Designer Taniya Nayak, a TV personality and Boston native who has been regularly collaborating with Tuscan Brands since the 2020 opening of Tuscan Sea Grill in Newburyport, is working on Buitoni Spaghetti Bar as well. “Our design team and Taniya are really licking our chops to get our teeth into this space,” says Joe, with the intention of creating “a really fun, retro interpretation of a time gone by.” The color palette will be a classic Italian combo—lots of greens, deep reds, and white. The long bar, which will remain along the left wall as you look into the space, as it was at Eastern Standard and Blue Ribbon Brasserie, will be a focal point. The bar area will have high-tops and, hopefully, two or three people deep at the bar during peak and late-night hours, says Max. Adds Joe: “The bar scene is going to be such a vibe.”

“I love Kenmore Square, and we love this spot,” says Joe. “It’s such an iconic space, and one I’ve been chasing for a long time—we were in the running when Eastern Standard closed. [The developers] went in another direction, which we respect, but I said, ‘If you ever need us, we’re here.’” Some Bostonians felt a little salty that New Yorkers took over the beloved Eastern Standard space—and opened a similar brasserie concept, to boot—but Blue Ribbon Brasserie, a respected brand since its 1992 debut in New York, did earn solid reviews during its short span in Boston. (Eastern Standard, for its part, thankfully reopened nearby.) Ultimately, Blue Ribbon Brasserie closed here after about two years in business, so the space hit the market again.
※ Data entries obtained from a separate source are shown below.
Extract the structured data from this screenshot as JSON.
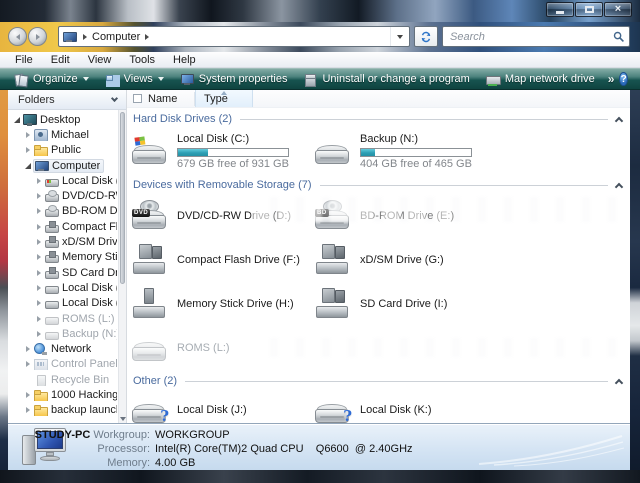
{
  "titlebar": {
    "controls": [
      "minimize",
      "maximize",
      "close"
    ]
  },
  "address_bar": {
    "path_item": "Computer",
    "search_placeholder": "Search"
  },
  "menu": {
    "items": [
      "File",
      "Edit",
      "View",
      "Tools",
      "Help"
    ]
  },
  "toolbar": {
    "items": [
      {
        "label": "Organize",
        "icon": "organize",
        "dropdown": true
      },
      {
        "label": "Views",
        "icon": "views",
        "dropdown": true
      },
      {
        "label": "System properties",
        "icon": "sysprop",
        "dropdown": false
      },
      {
        "label": "Uninstall or change a program",
        "icon": "uninstall",
        "dropdown": false
      },
      {
        "label": "Map network drive",
        "icon": "mapdrive",
        "dropdown": false
      }
    ],
    "overflow_glyph": "»",
    "help_glyph": "?"
  },
  "sidebar": {
    "header": "Folders",
    "items": [
      {
        "label": "Desktop",
        "depth": 0,
        "icon": "desktop",
        "state": "expanded"
      },
      {
        "label": "Michael",
        "depth": 1,
        "icon": "user",
        "state": "collapsed"
      },
      {
        "label": "Public",
        "depth": 1,
        "icon": "folder",
        "state": "collapsed"
      },
      {
        "label": "Computer",
        "depth": 1,
        "icon": "computer",
        "state": "expanded",
        "selected": true
      },
      {
        "label": "Local Disk (C",
        "depth": 2,
        "icon": "hdd-win",
        "state": "collapsed"
      },
      {
        "label": "DVD/CD-RW",
        "depth": 2,
        "icon": "optical",
        "state": "collapsed"
      },
      {
        "label": "BD-ROM Dri",
        "depth": 2,
        "icon": "optical",
        "state": "collapsed"
      },
      {
        "label": "Compact Fla",
        "depth": 2,
        "icon": "reader",
        "state": "collapsed"
      },
      {
        "label": "xD/SM Drive",
        "depth": 2,
        "icon": "reader",
        "state": "collapsed"
      },
      {
        "label": "Memory Stic",
        "depth": 2,
        "icon": "reader",
        "state": "collapsed"
      },
      {
        "label": "SD Card Driv",
        "depth": 2,
        "icon": "reader",
        "state": "collapsed"
      },
      {
        "label": "Local Disk (J:",
        "depth": 2,
        "icon": "hdd",
        "state": "collapsed"
      },
      {
        "label": "Local Disk (K",
        "depth": 2,
        "icon": "hdd",
        "state": "collapsed"
      },
      {
        "label": "ROMS (L:)",
        "depth": 2,
        "icon": "hdd",
        "state": "collapsed",
        "dimmed": true
      },
      {
        "label": "Backup (N:)",
        "depth": 2,
        "icon": "hdd",
        "state": "collapsed",
        "dimmed": true
      },
      {
        "label": "Network",
        "depth": 1,
        "icon": "network",
        "state": "collapsed"
      },
      {
        "label": "Control Panel",
        "depth": 1,
        "icon": "control",
        "state": "collapsed",
        "dimmed": true
      },
      {
        "label": "Recycle Bin",
        "depth": 1,
        "icon": "recycle",
        "state": "leaf",
        "dimmed": true
      },
      {
        "label": "1000 Hacking",
        "depth": 1,
        "icon": "folder",
        "state": "collapsed"
      },
      {
        "label": "backup launch",
        "depth": 1,
        "icon": "folder",
        "state": "collapsed"
      }
    ]
  },
  "main": {
    "columns": {
      "name": "Name",
      "type": "Type"
    },
    "sections": [
      {
        "title": "Hard Disk Drives (2)",
        "items": [
          {
            "name": "Local Disk (C:)",
            "icon": "hdd-windows",
            "usage_percent": 27,
            "free_text": "679 GB free of 931 GB"
          },
          {
            "name": "Backup (N:)",
            "icon": "hdd",
            "usage_percent": 13,
            "free_text": "404 GB free of 465 GB"
          }
        ]
      },
      {
        "title": "Devices with Removable Storage (7)",
        "items": [
          {
            "name": "DVD/CD-RW Drive (D:)",
            "icon": "optical",
            "badge": "DVD"
          },
          {
            "name": "BD-ROM Drive (E:)",
            "icon": "optical",
            "badge": "BD"
          },
          {
            "name": "Compact Flash Drive (F:)",
            "icon": "card-reader"
          },
          {
            "name": "xD/SM Drive (G:)",
            "icon": "card-reader"
          },
          {
            "name": "Memory Stick Drive (H:)",
            "icon": "memory-stick"
          },
          {
            "name": "SD Card Drive (I:)",
            "icon": "card-reader"
          },
          {
            "name": "ROMS (L:)",
            "icon": "hdd",
            "dimmed": true
          }
        ]
      },
      {
        "title": "Other (2)",
        "items": [
          {
            "name": "Local Disk (J:)",
            "icon": "hdd-question",
            "badge": "?"
          },
          {
            "name": "Local Disk (K:)",
            "icon": "hdd-question",
            "badge": "?"
          }
        ]
      }
    ]
  },
  "details": {
    "computer_name": "STUDY-PC",
    "rows": [
      {
        "label": "Workgroup:",
        "value": "WORKGROUP"
      },
      {
        "label": "Processor:",
        "value": "Intel(R) Core(TM)2 Quad CPU    Q6600  @ 2.40GHz"
      },
      {
        "label": "Memory:",
        "value": "4.00 GB"
      }
    ]
  },
  "colors": {
    "toolbar_top": "#83aca6",
    "toolbar_bottom": "#0f4340",
    "usage_fill": "#2d9fb4",
    "section_title": "#4a6b9e",
    "details_bg": "#d3e3f3"
  }
}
This time, the New Hampshire-born Tuscan Brands got it.

So when Buitoni Spaghetti Bar opens next spring, it’ll be a double dose of nostalgia. There’ll be echoes of the original Eastern Standard in the hopefully boisterous game days and late-night service. But with vintage vibes, it’ll also harken further back to the Times Square of the 1940s and 1950s and the fresh-pasta-filled original Buitoni Spaghetti Bar. “We’re excited to bring a pulse back into the area,” says Joe, “and honored to be in a historic part of Boston.”

528 Commonwealth Ave., Kenmore Square, Boston, tuscanbrands.com.